Feeling pulled in different directions when it comes to saving money for an emergency, a house, tuition, and retirement? For help on how to establish priorities based on age, we asked financial advisors to weigh in. Naturally, you'll have some very specific individual goals. But these guidelines will help you rank what's important to you right now.

20s: "With a trend toward marrying later in life, most of your 20s are spent with little to no obligation to other people," says Brandon Moss, managing director at United Capital in Dallas. "This is prime time to lay a sound financial foundation and develop key habits that will help you for the rest of your life. You can't win or lose your financial life in your 20s, but just getting started gives you a tremendous leg up."
  • Save. Too many people make the mistake of saving only in their 401(k), Moss says. "Once the money is in the 401(k), it can't come out until you're 59½ (with limited exceptions). Be sure you're also saving outside your retirement accounts for when you need new tires or it's time to buy a house."
  • Automate the budget. No one likes or wants a budget, so why even do it? says Moss. "Focus on automating as much of your financial life as possible -- automate your savings, bills and obligations, and giving," says Moss. "Anything after this is yours."
  • Skip the BMW, but be sure you set aside some fun money. "Enjoy your 20s, just be smart about it," Moss says, using the example that $200 per month in savings in your 20s (compounding and earning interest) will grow to between $40,000 and $50,000 after 10 years and around $250,000 after 40 years.
  • Address your debt. Stay on top of any money you've borrowed to pay for significant expenses -- such as school or a car. Know what you owe, and establish a system to pay it down as quickly as possible.
30s: For those who have kids, your 30s are the time to take steps to instill financial responsibility in your children, suggests Suzanna de Baca, vice president of wealth strategies at Ameriprise in Minneapolis. "Guiding them on a path to financial independence is positive for them, but also good for your own financial future. Teach your kids to spend and save responsibly, and lead by being a positive influence," she says. Also, especially now that you have kids, be sure to establish a will and guardianship plan.
  • Don't crack the foundation. Get serious about laying one down, says Moss. "The good news is it's not too late," he says. "All of the above from your 20s still applies. And it's OK if you start them in your 30s, it's just a bit more difficult."
  • Discuss finances with your partner. If you have a significant other, now is the time to get on the same page financially.
  • Weave a stronger safety net. Having an emergency fund is important at every age, but especially as your family grows, which increases the chances of a surprise financial need arising.

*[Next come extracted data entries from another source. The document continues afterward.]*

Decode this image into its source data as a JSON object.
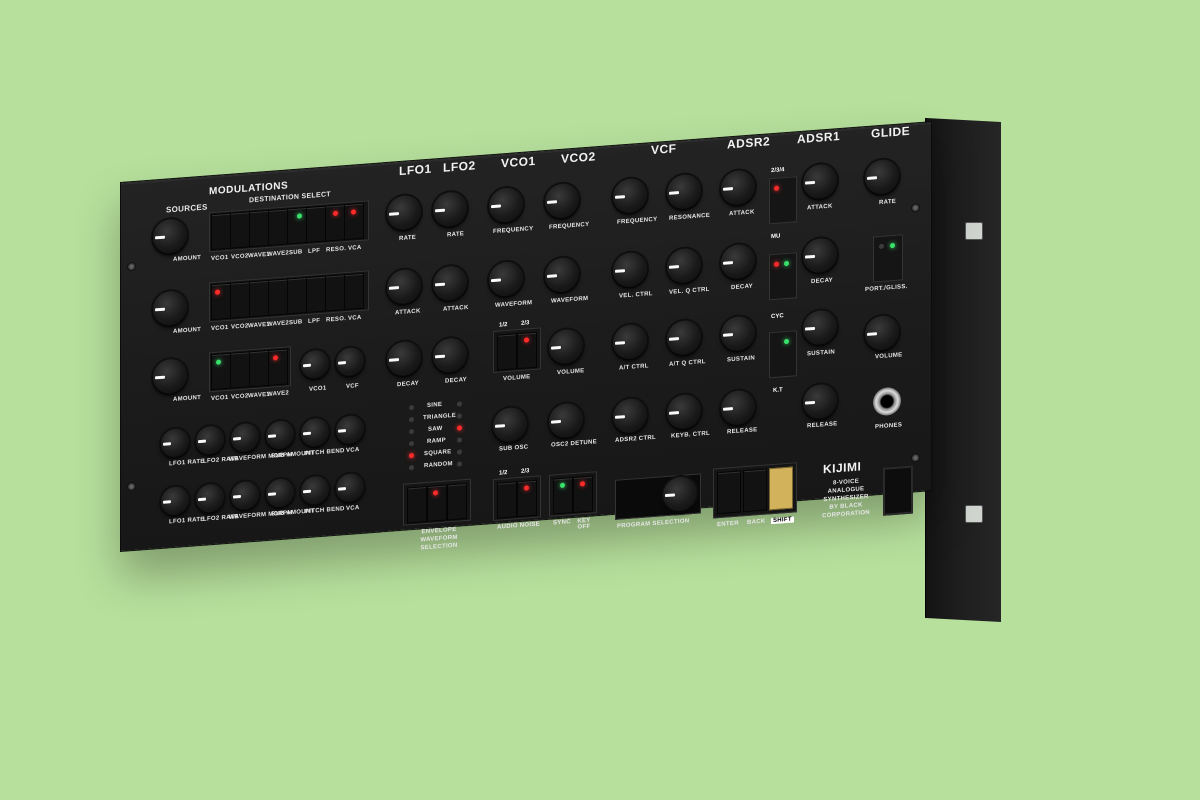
{
  "device": {
    "brand_name": "KIJIMI",
    "description": "8-VOICE ANALOGUE SYNTHESIZER BY BLACK CORPORATION",
    "colors": {
      "background": "#b7e09c",
      "panel": "#1c1c1c",
      "led_red": "#ff2b2b",
      "led_green": "#39e06a",
      "shift_key": "#d2b25a"
    }
  },
  "modulation": {
    "sources_label": "SOURCES",
    "title": "MODULATIONS",
    "dest_label": "DESTINATION SELECT",
    "amount_label": "AMOUNT",
    "row1_dest": [
      "VCO1",
      "VCO2",
      "WAVE1",
      "WAVE2",
      "SUB",
      "LPF",
      "RESO.",
      "VCA"
    ],
    "row3_dest": [
      "VCO1",
      "VCO2",
      "WAVE1",
      "WAVE2"
    ],
    "row3_knobs": [
      "VCO1",
      "VCF"
    ],
    "row4_labels": [
      "LFO1 RATE",
      "LFO2 RATE",
      "WAVEFORM MORPH",
      "SUB AMOUNT",
      "PITCH BEND",
      "VCA"
    ]
  },
  "lfo": {
    "lfo1": "LFO1",
    "lfo2": "LFO2",
    "rate": "RATE",
    "attack": "ATTACK",
    "decay": "DECAY",
    "waveforms": [
      "SINE",
      "TRIANGLE",
      "SAW",
      "RAMP",
      "SQUARE",
      "RANDOM"
    ],
    "waveform_selection": "ENVELOPE WAVEFORM SELECTION"
  },
  "vco": {
    "vco1": "VCO1",
    "vco2": "VCO2",
    "frequency": "FREQUENCY",
    "waveform": "WAVEFORM",
    "volume": "VOLUME",
    "sub_osc": "SUB OSC",
    "osc2_detune": "OSC2 DETUNE",
    "ratio_a": "1/2",
    "ratio_b": "2/3",
    "audio_noise": "AUDIO NOISE",
    "sync": "SYNC",
    "key_off": "KEY OFF"
  },
  "vcf": {
    "title": "VCF",
    "frequency": "FREQUENCY",
    "resonance": "RESONANCE",
    "vel_ctrl": "VEL. CTRL",
    "vel_q_ctrl": "VEL. Q CTRL",
    "at_ctrl": "A/T CTRL",
    "at_q_ctrl": "A/T Q CTRL",
    "adsr2_ctrl": "ADSR2 CTRL",
    "keyb_ctrl": "KEYB. CTRL"
  },
  "adsr2": {
    "title": "ADSR2",
    "attack": "ATTACK",
    "decay": "DECAY",
    "sustain": "SUSTAIN",
    "release": "RELEASE"
  },
  "adsr1": {
    "title": "ADSR1",
    "attack": "ATTACK",
    "decay": "DECAY",
    "sustain": "SUSTAIN",
    "release": "RELEASE",
    "side_labels": [
      "2/3/4",
      "MU",
      "CYC",
      "K.T"
    ]
  },
  "glide": {
    "title": "GLIDE",
    "rate": "RATE",
    "port_gliss": "PORT./GLISS.",
    "volume": "VOLUME",
    "phones": "PHONES"
  },
  "program": {
    "selection": "PROGRAM SELECTION",
    "enter": "ENTER",
    "back": "BACK",
    "shift": "SHIFT"
  }
}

  • Consider life insurance. If you have obligations, such as kids and a house and a car, what would happen if you weren't around? Life insurance is the simplest and easiest way to address this question, says Moss. Shop around and be sure to focus on term policies, not whole life policies (which tend to have an expensive investment element tacked on).
40s: "It's gut-check time," says Moss. "Real decisions need to be considered, and it's more important than ever to be on the same page as your significant other."
  • Know where you stand. If you haven't done this yourself, or you want a second opinion, pay to sit down with a professional who can give you a baseline for where you stand in terms of saving for retirement and any specific goals you have. A fee-only certified financial planner is a great place to start.
  • Understand the trade-offs. "If we pay for the kids' college, do we have to delay retirement for four years?" These are the questions you need to start asking and getting an idea of what each means for your financial life, says Moss.
  • Get serious about contributing to your 401(k). If you're not getting the maximum match from your employer, then you're probably not going to get where you want to be in the future, Moss says. Take advantage of all the tax breaks you can get for savings, both in your 401(k) as well as a Roth IRA (if you qualify) in order to supplement your employer-sponsored retirement savings plan.
50s: "These are typically your peak earning years and your peak savings years," says Jeremy Kisner, author of "A Good Financial Advisor Will Tell You..." and a certified financial planner and president of Surevest Wealth Management in Phoenix. "Your kids are typically grown and on their own. Child care and related expenses disappear. Mortgage payments that were a stretch when you first bought your home have become more affordable because the payments remain level but your household income has increased."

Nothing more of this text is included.